Andrew Boff is a Member of the London Assembly.
This site has consistently argued for the re-balancing of the English economy and for the renaissance of our northern cities – whether this be in the form of better railways, greater fiscal powers, or enhanced localism. Such a desire is laudable and is one I wholeheartedly agree with. Indeed, if Britain is to successfully compete in the ‘Global Race’, then it needs regions outside of London that are able to compete with the great North American, Asian and European conurbations.
But, as desirable as this is, as a Member of the London Assembly I take issue with how the current debate on English devolution focuses either on England as a whole, as with EVEL, or on our so called ‘core cities’. Very little attention has been granted to England’s greatest asset: London.
No other city in Europe, or perhaps the world, can compare with London’s economic, cultural and historical pedigree.
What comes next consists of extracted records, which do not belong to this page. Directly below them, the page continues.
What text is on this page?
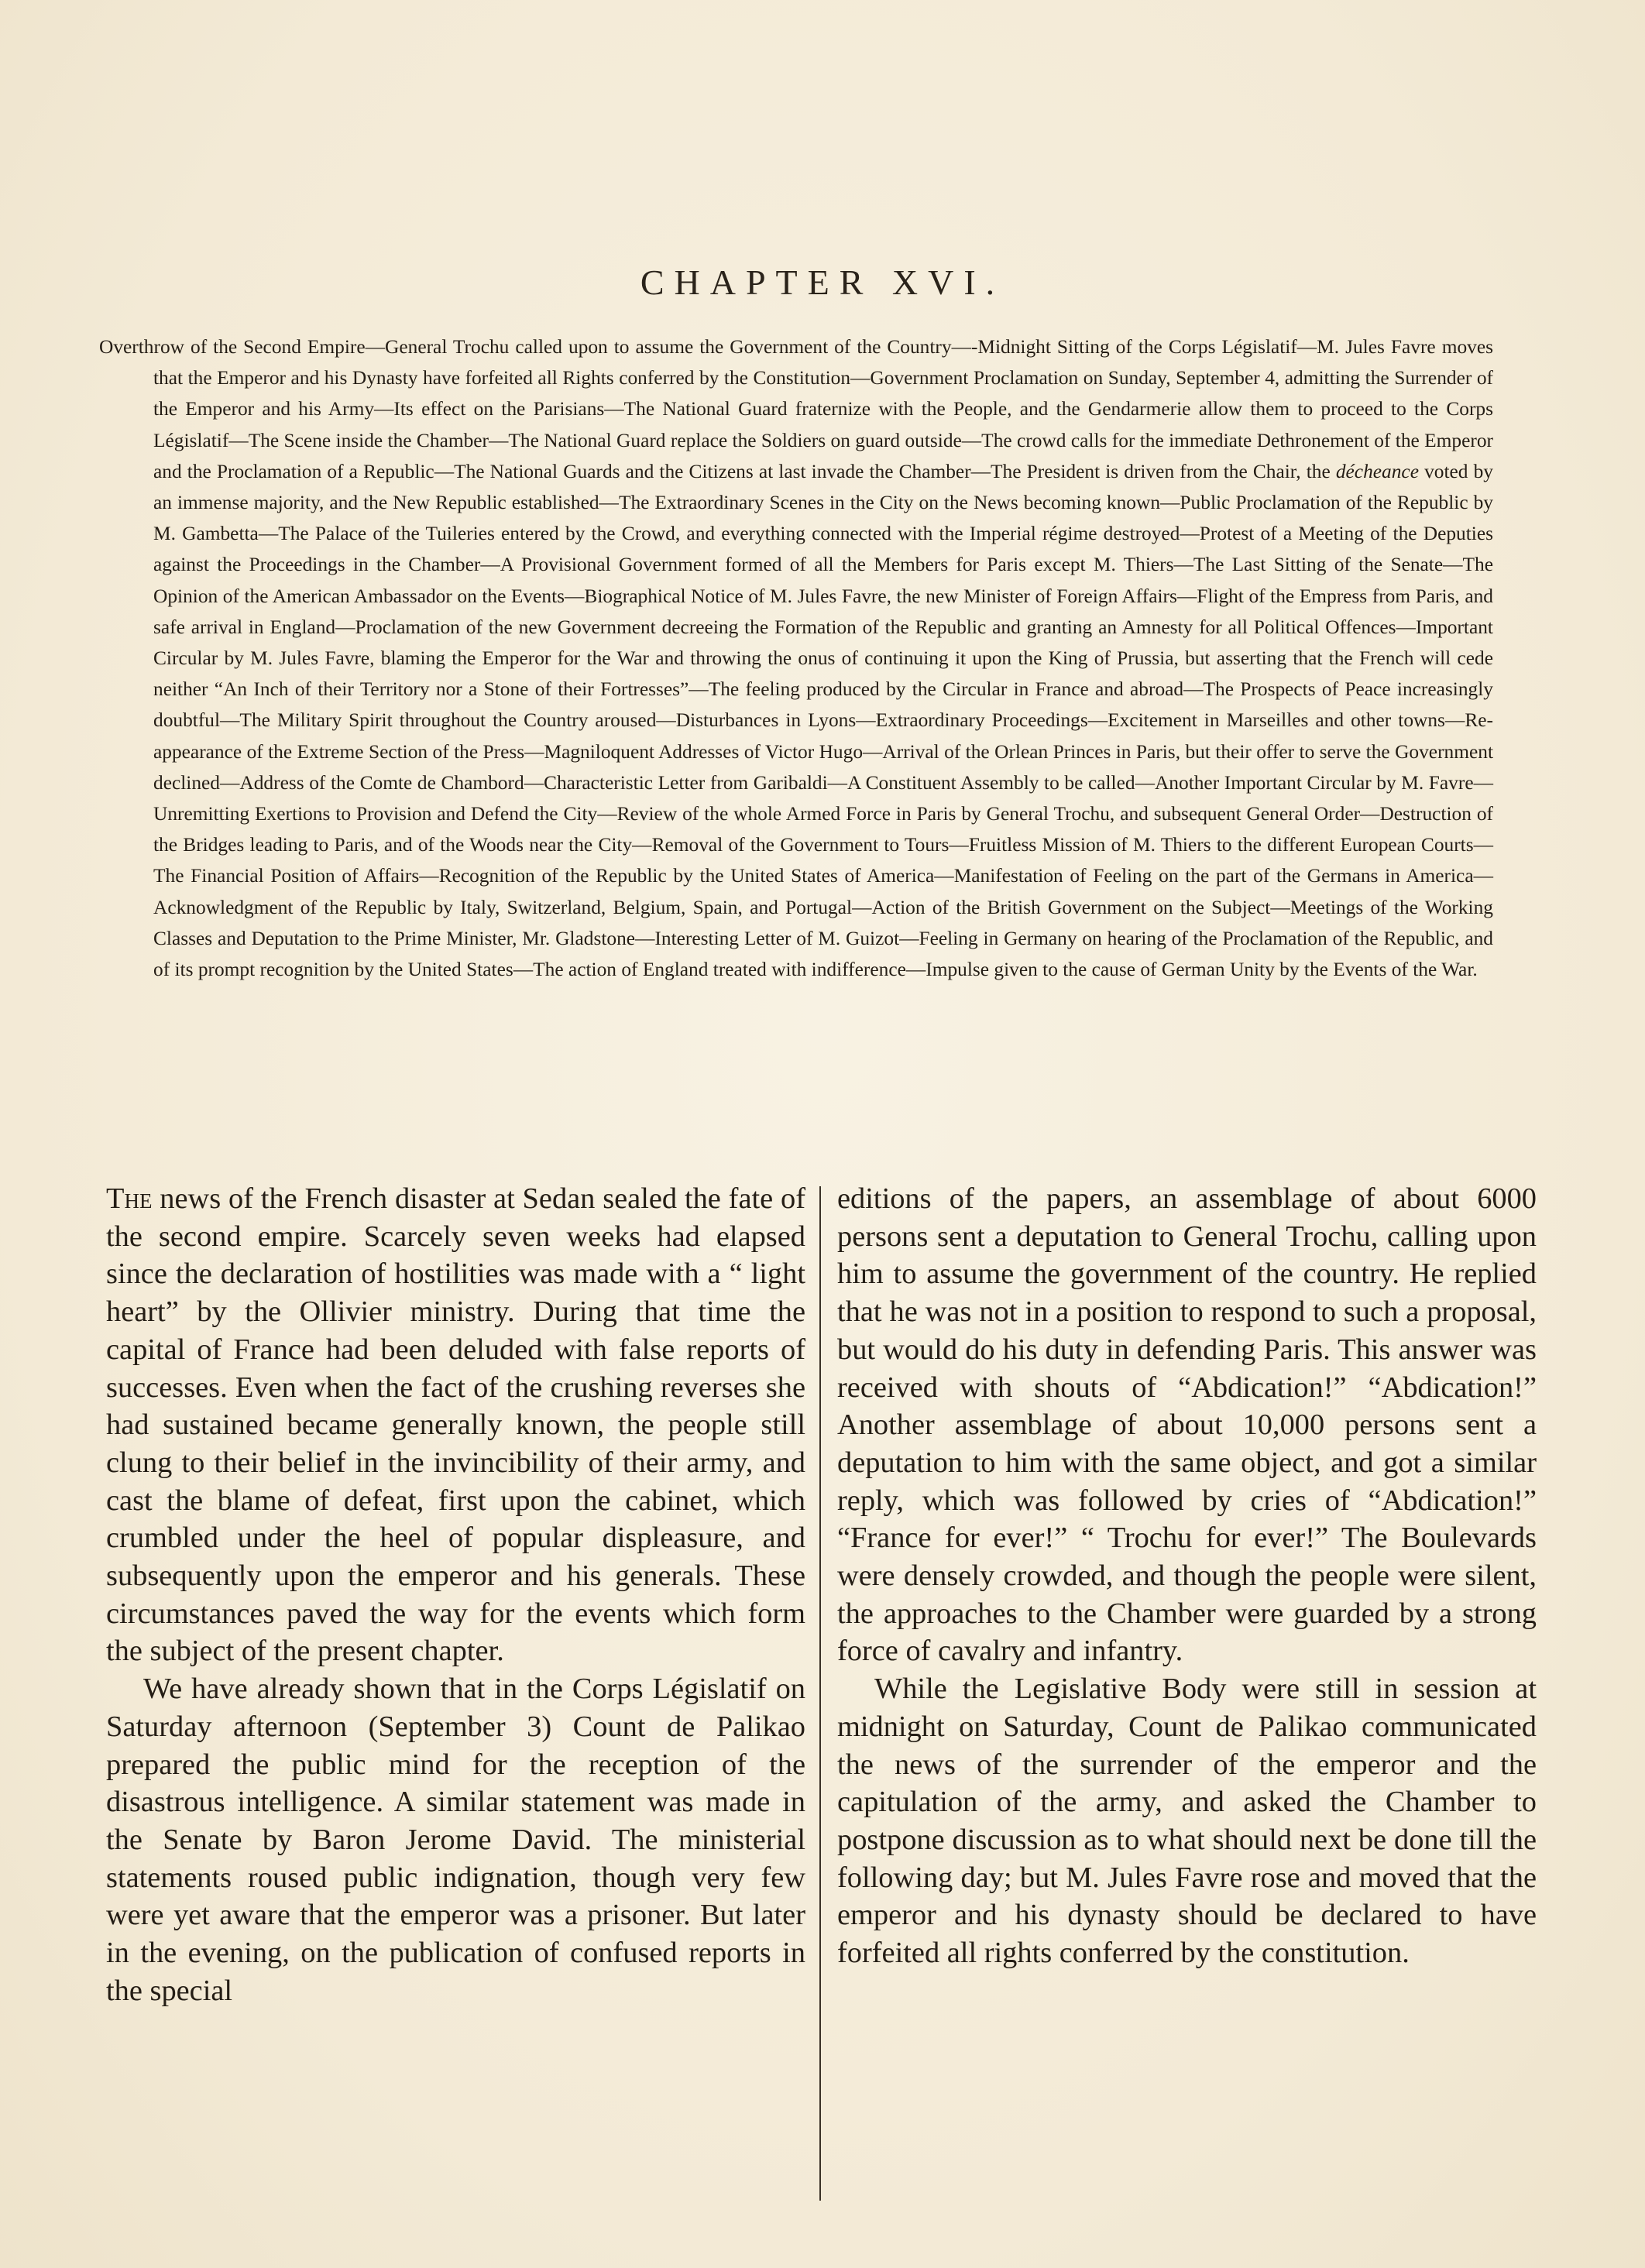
CHAPTER XVI.

Overthrow of the Second Empire—General Trochu called upon to assume the Government of the Country—-Midnight Sitting of the Corps Législatif—M. Jules Favre moves that the Emperor and his Dynasty have forfeited all Rights conferred by the Constitution—Government Proclamation on Sunday, September 4, admitting the Surrender of the Emperor and his Army—Its effect on the Parisians—The National Guard fraternize with the People, and the Gendarmerie allow them to proceed to the Corps Législatif—The Scene inside the Chamber—The National Guard replace the Soldiers on guard outside—The crowd calls for the immediate Dethronement of the Emperor and the Proclamation of a Republic—The National Guards and the Citizens at last invade the Chamber—The President is driven from the Chair, the décheance voted by an immense majority, and the New Republic established—The Extraordinary Scenes in the City on the News becoming known—Public Proclamation of the Republic by M. Gambetta—The Palace of the Tuileries entered by the Crowd, and everything connected with the Imperial régime destroyed—Protest of a Meeting of the Deputies against the Proceedings in the Chamber—A Provisional Government formed of all the Members for Paris except M. Thiers—The Last Sitting of the Senate—The Opinion of the American Ambassador on the Events—Biographical Notice of M. Jules Favre, the new Minister of Foreign Affairs—Flight of the Empress from Paris, and safe arrival in England—Proclamation of the new Government decreeing the Formation of the Republic and granting an Amnesty for all Political Offences—Important Circular by M. Jules Favre, blaming the Emperor for the War and throwing the onus of continuing it upon the King of Prussia, but asserting that the French will cede neither “An Inch of their Territory nor a Stone of their Fortresses”—The feeling produced by the Circular in France and abroad—The Prospects of Peace increasingly doubtful—The Military Spirit throughout the Country aroused—Disturbances in Lyons—Extraordinary Proceedings—Excitement in Marseilles and other towns—Re-appearance of the Extreme Section of the Press—Magniloquent Addresses of Victor Hugo—Arrival of the Orlean Princes in Paris, but their offer to serve the Government declined—Address of the Comte de Chambord—Characteristic Letter from Garibaldi—A Constituent Assembly to be called—Another Important Circular by M. Favre—Unremitting Exertions to Provision and Defend the City—Review of the whole Armed Force in Paris by General Trochu, and subsequent General Order—Destruction of the Bridges leading to Paris, and of the Woods near the City—Removal of the Government to Tours—Fruitless Mission of M. Thiers to the different European Courts—The Financial Position of Affairs—Recognition of the Republic by the United States of America—Manifestation of Feeling on the part of the Germans in America—Acknowledgment of the Republic by Italy, Switzerland, Belgium, Spain, and Portugal—Action of the British Government on the Subject—Meetings of the Working Classes and Deputation to the Prime Minister, Mr. Gladstone—Interesting Letter of M. Guizot—Feeling in Germany on hearing of the Proclamation of the Republic, and of its prompt recognition by the United States—The action of England treated with indifference—Impulse given to the cause of German Unity by the Events of the War.

The news of the French disaster at Sedan sealed the fate of the second empire. Scarcely seven weeks had elapsed since the declaration of hostilities was made with a “ light heart” by the Ollivier ministry. During that time the capital of France had been deluded with false reports of successes. Even when the fact of the crushing reverses she had sustained became generally known, the people still clung to their belief in the invincibility of their army, and cast the blame of defeat, first upon the cabinet, which crumbled under the heel of popular displeasure, and subsequently upon the emperor and his generals. These circumstances paved the way for the events which form the subject of the present chapter.

We have already shown that in the Corps Législatif on Saturday afternoon (September 3) Count de Palikao prepared the public mind for the reception of the disastrous intelligence. A similar statement was made in the Senate by Baron Jerome David. The ministerial statements roused public indignation, though very few were yet aware that the emperor was a prisoner. But later in the evening, on the publication of confused reports in the special

editions of the papers, an assemblage of about 6000 persons sent a deputation to General Trochu, calling upon him to assume the government of the country. He replied that he was not in a position to respond to such a proposal, but would do his duty in defending Paris. This answer was received with shouts of “Abdication!” “Abdication!” Another assemblage of about 10,000 persons sent a deputation to him with the same object, and got a similar reply, which was followed by cries of “Abdication!” “France for ever!” “ Trochu for ever!” The Boulevards were densely crowded, and though the people were silent, the approaches to the Chamber were guarded by a strong force of cavalry and infantry.

While the Legislative Body were still in session at midnight on Saturday, Count de Palikao communicated the news of the surrender of the emperor and the capitulation of the army, and asked the Chamber to postpone discussion as to what should next be done till the following day; but M. Jules Favre rose and moved that the emperor and his dynasty should be declared to have forfeited all rights conferred by the constitution.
It is London that makes Britain the global power that it is. The economy of our capital is equivalent to the entire economy of Sweden, and without London present in UK GDP figures, we would slip from 6th to 9th in the world’s economic rankings – below Russia.
Indeed, London is the primary driver of wealth in the UK, not just for its immediate region but for the nation as a whole. Roughly the equivalent of £2,500 from every Londoner goes to subsidise other parts of the UK. This equates to approximately £1 in every £5 generated through taxation in London being transferred out of the city. With further fiscal devolution granted to England’s ‘core cities’, London should arguably be able to claw most of this subsidy back through its own fiscal devolution. To do otherwise would be grossly unjust to Londoners: Britain’s primary wealth generators.
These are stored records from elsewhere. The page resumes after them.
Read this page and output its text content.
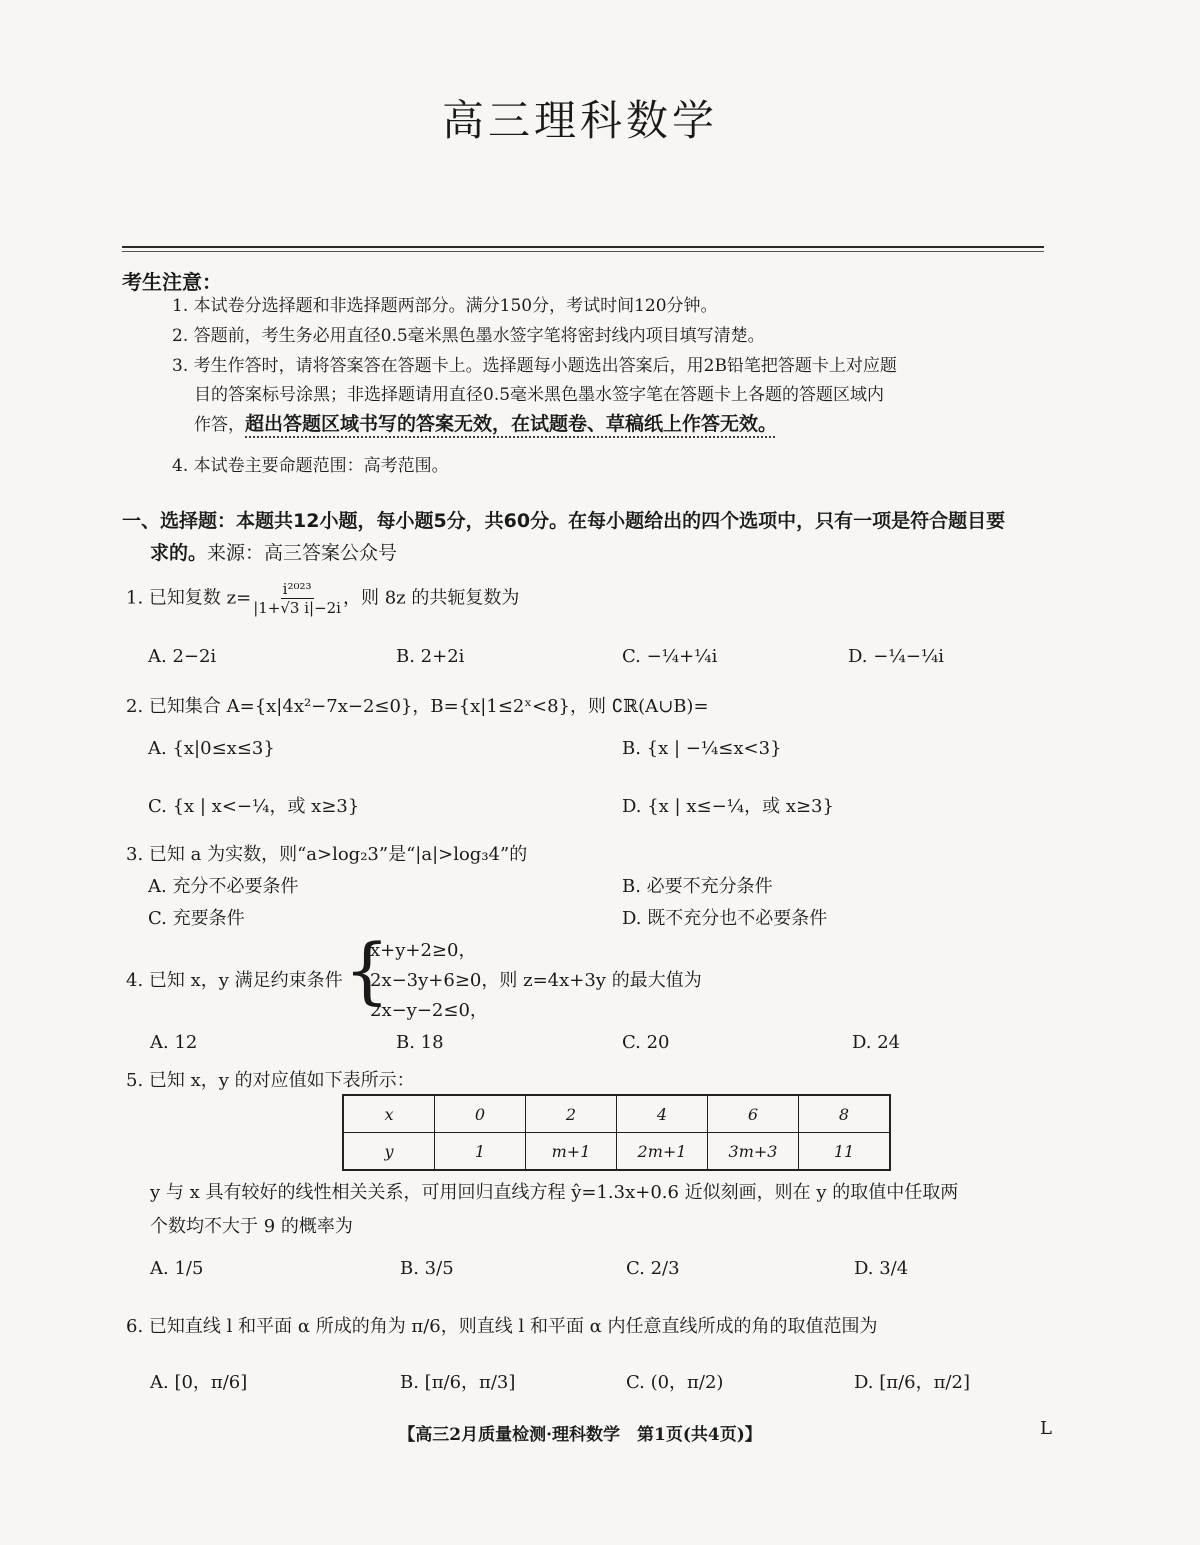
高三理科数学
考生注意：
1. 本试卷分选择题和非选择题两部分。满分150分，考试时间120分钟。
2. 答题前，考生务必用直径0.5毫米黑色墨水签字笔将密封线内项目填写清楚。
3. 考生作答时，请将答案答在答题卡上。选择题每小题选出答案后，用2B铅笔把答题卡上对应题
目的答案标号涂黑；非选择题请用直径0.5毫米黑色墨水签字笔在答题卡上各题的答题区域内
作答，超出答题区域书写的答案无效，在试题卷、草稿纸上作答无效。
4. 本试卷主要命题范围：高考范围。
一、选择题：本题共12小题，每小题5分，共60分。在每小题给出的四个选项中，只有一项是符合题目要
求的。来源：高三答案公众号
1. 已知复数 $z= \frac{\text{i²⁰²³}}{|1+√3 i|-2i}$ ，则 8z 的共轭复数为
A. 2−2i	B. 2+2i	C. −¼+¼i	D. −¼−¼i
2. 已知集合 A={x|4x²−7x−2≤0}，B={x|1≤2ˣ<8}，则 ∁ℝ(A∪B)=
A. {x|0≤x≤3}	B. {x | −¼≤x<3}
C. {x | x<−¼，或 x≥3}	D. {x | x≤−¼，或 x≥3}
3. 已知 a 为实数，则“a>log₂3”是“|a|>log₃4”的
A. 充分不必要条件	B. 必要不充分条件
C. 充要条件	D. 既不充分也不必要条件
4. 已知 x，y 满足约束条件 {
x+y+2≥0，
2x−3y+6≥0，则 z=4x+3y 的最大值为
2x−y−2≤0，
A. 12	B. 18	C. 20	D. 24
5. 已知 x，y 的对应值如下表所示：
x	0	2	4	6	8
y	1	m+1	2m+1	3m+3	11
y 与 x 具有较好的线性相关关系，可用回归直线方程 ŷ=1.3x+0.6 近似刻画，则在 y 的取值中任取两
个数均不大于 9 的概率为
A. 1/5	B. 3/5	C. 2/3	D. 3/4
6. 已知直线 l 和平面 α 所成的角为 π/6，则直线 l 和平面 α 内任意直线所成的角的取值范围为
A. [0，π/6]	B. [π/6，π/3]	C. (0，π/2)	D. [π/6，π/2]
【高三2月质量检测·理科数学　第1页(共4页)】	L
A common objection to handing more fiscal and political powers to London is that the capital has already had its devolution process. The Blair Government established the offices of the Mayor, the Greater London Authority (GLA) and the London Assembly. The argument goes that, if London has these bodies, why then does it need further devolution?
It is true to say that London has received a fair amount of devolution over recent decades. But what London has at its disposal in terms of political and fiscal power will be inadequate for equipping the city for the 21st Century challenges that it alone faces. By 2020, the capital’s population is expected to reach nine million and by 2030 its population is likely to be more than ten million. The additional pressures that such a surge in population brings will undoubtedly affect London’s ability to effectively manage its housing, jobs, transport and public service demands. No other city or region in the UK will need to cope with such pressures. Because of this, we need a new political and fiscal settlement for our capital.
First and foremost, we ask that London be given control of the revenues generated from the five main property taxes: council tax, business rates, stamp duty, annual tax on enveloped dwellings and capital gains tax. The City of Westminster and Kensington and Chelsea together raise as much stamp duty as Wales, Scotland and Northern Ireland combined. Yet London’s stamp duty is used to massively subsidise other parts of the country. Granting the capital control of its own property tax revenues will ensure that London, both through the GLA and the boroughs, receives a fair deal from devolution.
Then there are the much needed political reforms. The Mayor of London already possesses the UK’s largest personal electoral mandate, and has sizeable powers with which to conduct his or her functions. If the office of the Mayor was to also receive vastly increased fiscal and tax powers, then it stands to reason that the body that is tasked with holding the Mayor to account, the London Assembly, receives equally augmented powers.
Because of this, I believe we need an independent Budget Office for London, which would be similar to the National Audit Office for central government and would scrutinise the financial performance of the GLA and the Mayor. This would equip the Assembly with the resources needed to better hold to account a mayoralty that has increased fiscal and political powers. The new body would be funded through the revenues generated from fiscal devolution and would not increase the costs of running the Assembly itself. The Communities and Local Government Select Committee has been very supportive of this in the past.
Taken together, greater fiscal powers for the GLA and the Mayor and enhanced political powers for the Assembly would both ensure that the capital can overcome its unique challenges. It is, therefore, essential that the next Conservative Government implements DevoLondon alongside any devolution to England’s regions.